‘New era in digital biology’: AI reveals structures of nearly all known proteins

What a difference a year makes. Twelve months ago, the artificial intelligence (AI) company DeepMind stunned many scientists with the release of predicted structures for some 350,000 proteins , part of the work recognized as Science ’s 2021 Breakthrough of the Year . Yesterday, DeepMind and its partners went much, much further. The company unveiled the likely structures of nearly all known proteins , more than 200 million from bacteria to humans, a striking achievement for AI and a potential treasure trove for drug development and evolutionary studies.

“We’re releasing now the structures for the whole protein universe,” said Dennis Hassabis, founder and CEO of DeepMind, at a press conference in London.

The structural bounty comes from AlphaFold, one of the new AI programs that have cracked the protein-folding problem, the long-standing challenge of accurately deriving the 3D shapes of proteins from their amino acid sequences. AlphaFold’s newly predicted structures were released yesterday into an existing database through a partnership with the European Molecular Biology Laboratory’s European Bioinformatics Institute (EMBL-EBI). The database “has provided structural biologists with this powerful new tool where you can look up the 3D structure of a protein almost as easily as you can do a keyword Google search,” Hassabis said.

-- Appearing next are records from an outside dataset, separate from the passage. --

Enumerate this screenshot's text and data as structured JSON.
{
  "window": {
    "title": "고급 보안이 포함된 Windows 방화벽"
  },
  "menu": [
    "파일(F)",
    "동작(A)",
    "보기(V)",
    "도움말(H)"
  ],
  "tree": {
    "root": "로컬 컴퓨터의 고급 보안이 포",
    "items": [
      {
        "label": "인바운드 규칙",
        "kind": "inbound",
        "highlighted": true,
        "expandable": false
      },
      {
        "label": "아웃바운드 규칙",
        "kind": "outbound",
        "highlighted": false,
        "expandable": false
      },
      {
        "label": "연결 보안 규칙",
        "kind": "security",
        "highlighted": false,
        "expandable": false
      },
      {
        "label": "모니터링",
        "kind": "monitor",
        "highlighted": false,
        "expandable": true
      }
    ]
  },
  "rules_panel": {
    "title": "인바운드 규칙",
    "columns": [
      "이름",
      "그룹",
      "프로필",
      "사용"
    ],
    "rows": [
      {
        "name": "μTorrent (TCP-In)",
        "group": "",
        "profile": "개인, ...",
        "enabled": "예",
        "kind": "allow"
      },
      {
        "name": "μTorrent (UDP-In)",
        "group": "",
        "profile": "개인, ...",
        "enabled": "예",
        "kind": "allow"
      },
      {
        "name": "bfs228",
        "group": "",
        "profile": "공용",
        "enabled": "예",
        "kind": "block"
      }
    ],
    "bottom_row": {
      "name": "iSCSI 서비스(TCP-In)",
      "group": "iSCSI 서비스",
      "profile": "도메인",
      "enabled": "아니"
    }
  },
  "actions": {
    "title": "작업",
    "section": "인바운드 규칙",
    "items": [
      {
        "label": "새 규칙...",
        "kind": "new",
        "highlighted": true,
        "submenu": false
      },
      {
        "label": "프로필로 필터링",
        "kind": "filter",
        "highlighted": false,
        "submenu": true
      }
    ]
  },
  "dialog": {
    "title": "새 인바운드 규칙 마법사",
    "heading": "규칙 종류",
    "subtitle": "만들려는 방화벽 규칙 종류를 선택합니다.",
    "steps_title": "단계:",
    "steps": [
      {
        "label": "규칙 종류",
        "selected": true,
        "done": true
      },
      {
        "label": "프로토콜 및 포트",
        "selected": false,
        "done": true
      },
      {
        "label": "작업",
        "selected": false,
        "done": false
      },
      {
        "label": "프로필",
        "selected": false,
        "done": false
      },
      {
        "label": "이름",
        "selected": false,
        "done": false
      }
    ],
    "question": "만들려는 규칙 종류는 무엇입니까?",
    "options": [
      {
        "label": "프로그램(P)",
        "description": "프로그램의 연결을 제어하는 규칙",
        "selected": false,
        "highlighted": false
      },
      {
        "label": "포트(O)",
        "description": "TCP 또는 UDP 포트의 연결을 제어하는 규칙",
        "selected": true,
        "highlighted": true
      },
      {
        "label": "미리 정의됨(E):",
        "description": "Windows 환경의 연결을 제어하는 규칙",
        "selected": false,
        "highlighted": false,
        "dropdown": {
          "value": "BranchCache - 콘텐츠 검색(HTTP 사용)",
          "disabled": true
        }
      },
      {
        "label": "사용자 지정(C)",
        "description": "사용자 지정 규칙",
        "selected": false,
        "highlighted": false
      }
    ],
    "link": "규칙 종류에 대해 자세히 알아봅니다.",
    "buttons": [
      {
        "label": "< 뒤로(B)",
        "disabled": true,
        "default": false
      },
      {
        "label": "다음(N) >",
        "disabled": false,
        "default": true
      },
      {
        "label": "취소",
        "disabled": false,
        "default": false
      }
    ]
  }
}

Eric Topol, director of the Scripps Research Translational Institute, echoed the amazement of many outside scientists. “AlphaFold is the singular and momentous advance in life science that demonstrates the power of AI,” he tweeted. “With this new addition of structures illuminating nearly the entire protein universe, we can expect more biological mysteries to be solved each day.”

A big day for #AI in life science. Release of >200 million predicted 3D protein structures from open-source #AlphaFold , nearly the entire protein universe
See: https://t.co/gjASHqACqa @DeepMind
my comment below pic.twitter.com/yPgtPHMZac

— Eric Topol (@EricTopol) July 28, 2022

The DeepMind structure release is “remarkable,” said Ewan Birney, deputy director general of EMBL, at the press conference. “It will make many researchers around the world think about what experiments they can now do.”

The proteins solved by AlphaFold come from organisms ranging from bacteria to plants to vertebrates, including mice, zebrafish, and humans. Kathryn Tunyasuvunakool, a DeepMind research scientist, said it took AlphaFold roughly 10 to 20 seconds to make each protein prediction. The company had to work closely with EMBL-EBI, she noted, to figure out how to present the immense number of structures in the database.

DeepMind says more than 500,000 researchers have already used the database since its launch last year. Hassabis predicted a “new era in digital biology” in which drug developers could go from AI-predicted structures of proteins important to any medical condition to using AI to design small molecules that influence those proteins—and therefore treat an illness.

Others are using the structure predictions to develop vaccine candidates, probe basic biology questions such as how the so-called nuclear pore complex gatekeeps which molecules enter a cell’s nucleus, or examine the evolution of proteins when life first evolved.

Hassabis, however, cautioned the release of the structures is merely a starting point. “There’s still obviously a lot of biology, and a lot of chemistry, that has to be done.”